Here's one to think about: the Mafia is going after Ghost Dog, and they know he's a black samurai who lives on the roof of a building and hangs out with trained pigeons. They go after him and kill the wrong guy! How many black samurais living on roofs with trained pigeons are there?
But, oh man, the best part is the fact that Ghost Dog, the samurai, never even kills anyone with his sword! He just shoots them! But the little move he pulls with his gun everytime... man, that's gut-busting hilarious. It's worth the price of the rental just to see that guy swing his gun around everytime he shoots it. What a riot.
I think "Ghost Dog" is supposed to be an artsy kind of movie. Maybe I just didn't get it because I was too tired when I watched it. But I sure got a kick out of it. It was pretty awful, and because of that, I think it's worth watching. Sometimes, you just need a really good bad movie to watch with your friends.
The Wonderful Ice Cream Suit (1998)
Diet Awful Movie
Like you probably did, when I saw the cover to this movie at Blockbuster with my buddies, I knew that was the movie we were watching that night. I mean, c'mon-- four guys all fawning over this other guy in a bright white suit? It's pure gold!
Well, we were all a little disappointed. I concluded that "The Wonderful Ice Cream Suit" had been written as a play and then they made a movie, because it looked like we were just watching a stinkin' play on TV. The acting, the music, the whole story... it just felt like a play. And it's kind of weird, too. I love to watch bad movies, but this one just wasn't fun like "Slumber Party Massacre II" or "Black Spring Break" are. The salon scene was pretty cool (worth rewinding and watching over and over). It's definitely not the best bad movie I've ever seen, but the 77 minute runtime makes it kind of easy. You know, a light viewing for you and your friends when you've had a heavy helping of awful movies.
Slumber Party Massacre II (1987)
So bad it's good!
Here's a gem. Can anyone tell me what the hell is going on here? I had so many questions at the end of this movie. Like how come at first the killer was only in Courtney's dreams, and then all of a sudden he was real? How did that fool kill all those kids without anyone being able to stop him? Why won't Blockbuster refund my money for this junk?
Overall, though, this movie rocks because it's so atrocious. The characters are all so lame that you end up rooting for the killer because he's the coolest guy in the movie! He's also got some sweet lines that should never be said anywhere unless you don't like having friends, because they're so corny. If you love bad-- and I mean really bad-- movies, rent this turd. It's an entertaining 90 minutes of your life that you can never have back.

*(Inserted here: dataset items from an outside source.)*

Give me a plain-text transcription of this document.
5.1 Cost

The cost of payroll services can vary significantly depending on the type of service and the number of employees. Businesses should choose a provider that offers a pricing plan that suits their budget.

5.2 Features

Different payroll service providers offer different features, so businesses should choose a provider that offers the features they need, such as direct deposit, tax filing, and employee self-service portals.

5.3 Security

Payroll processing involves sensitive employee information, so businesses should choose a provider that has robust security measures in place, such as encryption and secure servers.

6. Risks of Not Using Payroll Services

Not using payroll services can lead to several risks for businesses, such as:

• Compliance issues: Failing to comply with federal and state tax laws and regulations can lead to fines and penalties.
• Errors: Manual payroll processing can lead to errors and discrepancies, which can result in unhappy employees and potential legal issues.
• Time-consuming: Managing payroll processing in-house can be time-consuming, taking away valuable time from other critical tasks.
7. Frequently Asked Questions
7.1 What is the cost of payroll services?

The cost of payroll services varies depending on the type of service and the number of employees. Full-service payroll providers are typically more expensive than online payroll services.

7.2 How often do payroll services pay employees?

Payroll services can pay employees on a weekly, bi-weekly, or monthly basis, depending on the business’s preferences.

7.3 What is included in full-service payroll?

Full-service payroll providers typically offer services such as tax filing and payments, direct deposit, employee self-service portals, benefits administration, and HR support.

The Last House on the Left (1972)
Ask Blockbuster for your money back
You know those horror movies that aren't scary but are so horrible, they're fun to watch? Like "Slumber Party Massacre 2." Well, this isn't one of them. Utterly the worst movie ever created. Not only is it not even remotely frightening, but the plot doesn't seem to go anywhere! The entire story could have been told in fifteen minutes, but for some reason they tried to drag it out to an hour and a half. And I think the choice of music for the soundtrack is supposed to be eerily ironic, but it just adds to the stupidness of this film.
Why is it called "Last House on the Left" anyway? There's no allusion of a house on the left at anytime. The only cool thing about this movie is its title. Too bad it doesn't have anything to do with the movie, though. Disappointing for a Wes Craven film. Trust me-- from a guy who always seems to enjoy a movie in some way, don't rent this piece of junk. You're better off with the direct-to-video bad horror "Uncle Sam." At least it's got Isaac Hayes.